Пол сел с выражением глубочайшего раздражения на лице.

— Только покороче. — Он взглянул на свои часы. — Через сорок пять минут мне придется покинуть вас ради очень важного совещания.

— Тим отстранен от уроков в школе.

— Великолепно! Именно этого мне и не хватало! — Пол вскочил с кресла и зашагал по кабинету. Подбоченясь, он с таким видом уставился на свои книги, будто пытался найти среди них ту самую, которая поможет ему быстро и легко выйти из этого неожиданного кризиса. — Что вообще с тобой происходит, Тим? Ты что, пытаешься опозорить меня перед моим приходом? — Пол презрительно посмотрел на сына. — Пытаешься сделать из меня всеобщее посмешище?

—Нет.

— А как насчет твоей матери? Что, по–твоему, она чувствует, когда ее вызывают в кабинет директора из‑за твоих выходок? Она не может защищать тебя всю твою жизнь. Когда ты наконец собираешься повзрослеть и перестать цепляться за ее подол? Разве ты не знаешь, что все наблюдают за нашей семьей? Мы важные члены общества. Люди видят в нас пример для подражания. И какой же пример ты подаешь своим подбитым глазом и рассеченной губой? Что скажут люди, когда увидят тебя воскресным утром?

— Меня не волнует, что они скажут.

— Потому что тебе наплевать на всех, кроме себя. Обстановка накалялась, Юнис забеспокоилась:

— Пол…

— Когда ты собираешься повзрослеть? Юнис снова попыталась вмешаться.

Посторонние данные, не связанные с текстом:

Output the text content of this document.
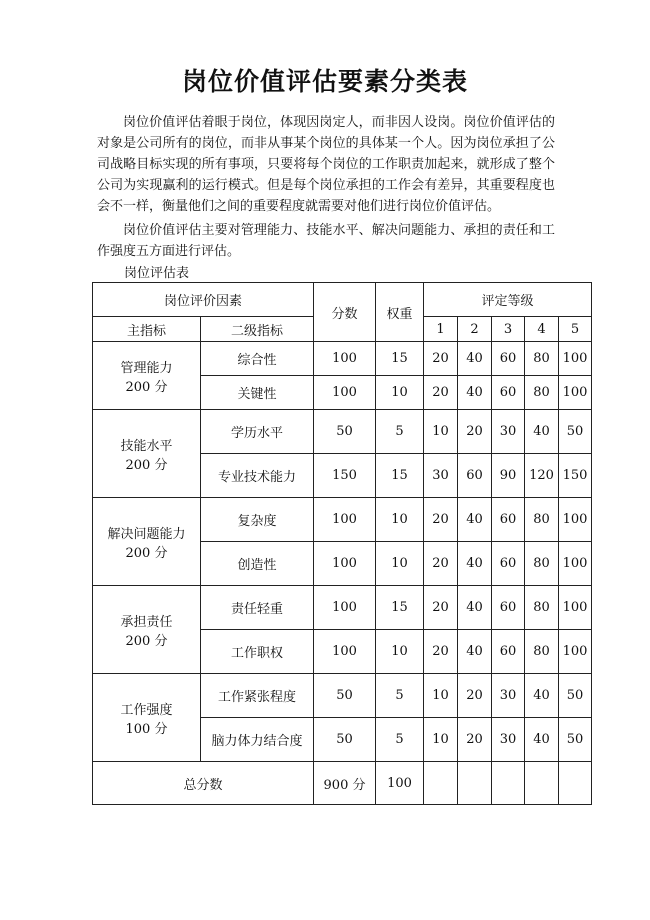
岗位价值评估要素分类表

岗位价值评估着眼于岗位，体现因岗定人，而非因人设岗。岗位价值评估的对象是公司所有的岗位，而非从事某个岗位的具体某一个人。因为岗位承担了公司战略目标实现的所有事项，只要将每个岗位的工作职责加起来，就形成了整个公司为实现赢利的运行模式。但是每个岗位承担的工作会有差异，其重要程度也会不一样，衡量他们之间的重要程度就需要对他们进行岗位价值评估。

岗位价值评估主要对管理能力、技能水平、解决问题能力、承担的责任和工作强度五方面进行评估。

岗位评估表
岗位评价因素		分数	权重	评定等级				
主指标	二级指标			1	2	3	4	5

管理能力
200 分	综合性	100	15	20	40	60	80	100
	关键性	100	10	20	40	60	80	100

技能水平
200 分	学历水平	50	5	10	20	30	40	50
	专业技术能力	150	15	30	60	90	120	150

解决问题能力
200 分	复杂度	100	10	20	40	60	80	100
	创造性	100	10	20	40	60	80	100

承担责任
200 分	责任轻重	100	15	20	40	60	80	100
	工作职权	100	10	20	40	60	80	100

工作强度
100 分	工作紧张程度	50	5	10	20	30	40	50
	脑力体力结合度	50	5	10	20	30	40	50
总分数		900 分	100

— Тебе лучше помолчать. Вечно ты его защищаешь. Ты, кажется, никак не можешь понять самого главного. Если люди увидят, что я не справляюсь со своим собственным сыном, они начнут подвергать сомнению мою способность управлять церковью.

Пол даже не удосужился спросить, что же случилось, по какой причине Тима отстранили от занятий. Неужели все должно сводиться к его церкви, его репутации? С каких это пор истина измеряется тем, что скажут другие? Люди любят сплетничать, а жены некоторых старейшин были настоящими профессионалами в этом деле.

— Ты не оставляешь ему шанса…

— У него было полно шансов.

Пол, казалось, совершенно ослеп и не видел страданий мальчика, который постепенно становился подростком, обозленным и одиноким. Все внимание Пола сосредоточилось на его пасторате, его служении, его репутации.

Юнис вдруг осознала, что ее беспокоят и некоторые другие качества Пола. Он был сама любезность на публике и откровенным тираном дома.

Когда Тим посмотрел на отца, в глазах его стояли слезы.

— Единственное, что тебя волнует, это твоя церковь.

— Меня волнуют все, кто принадлежит к нашей церкви, в том числе и ты.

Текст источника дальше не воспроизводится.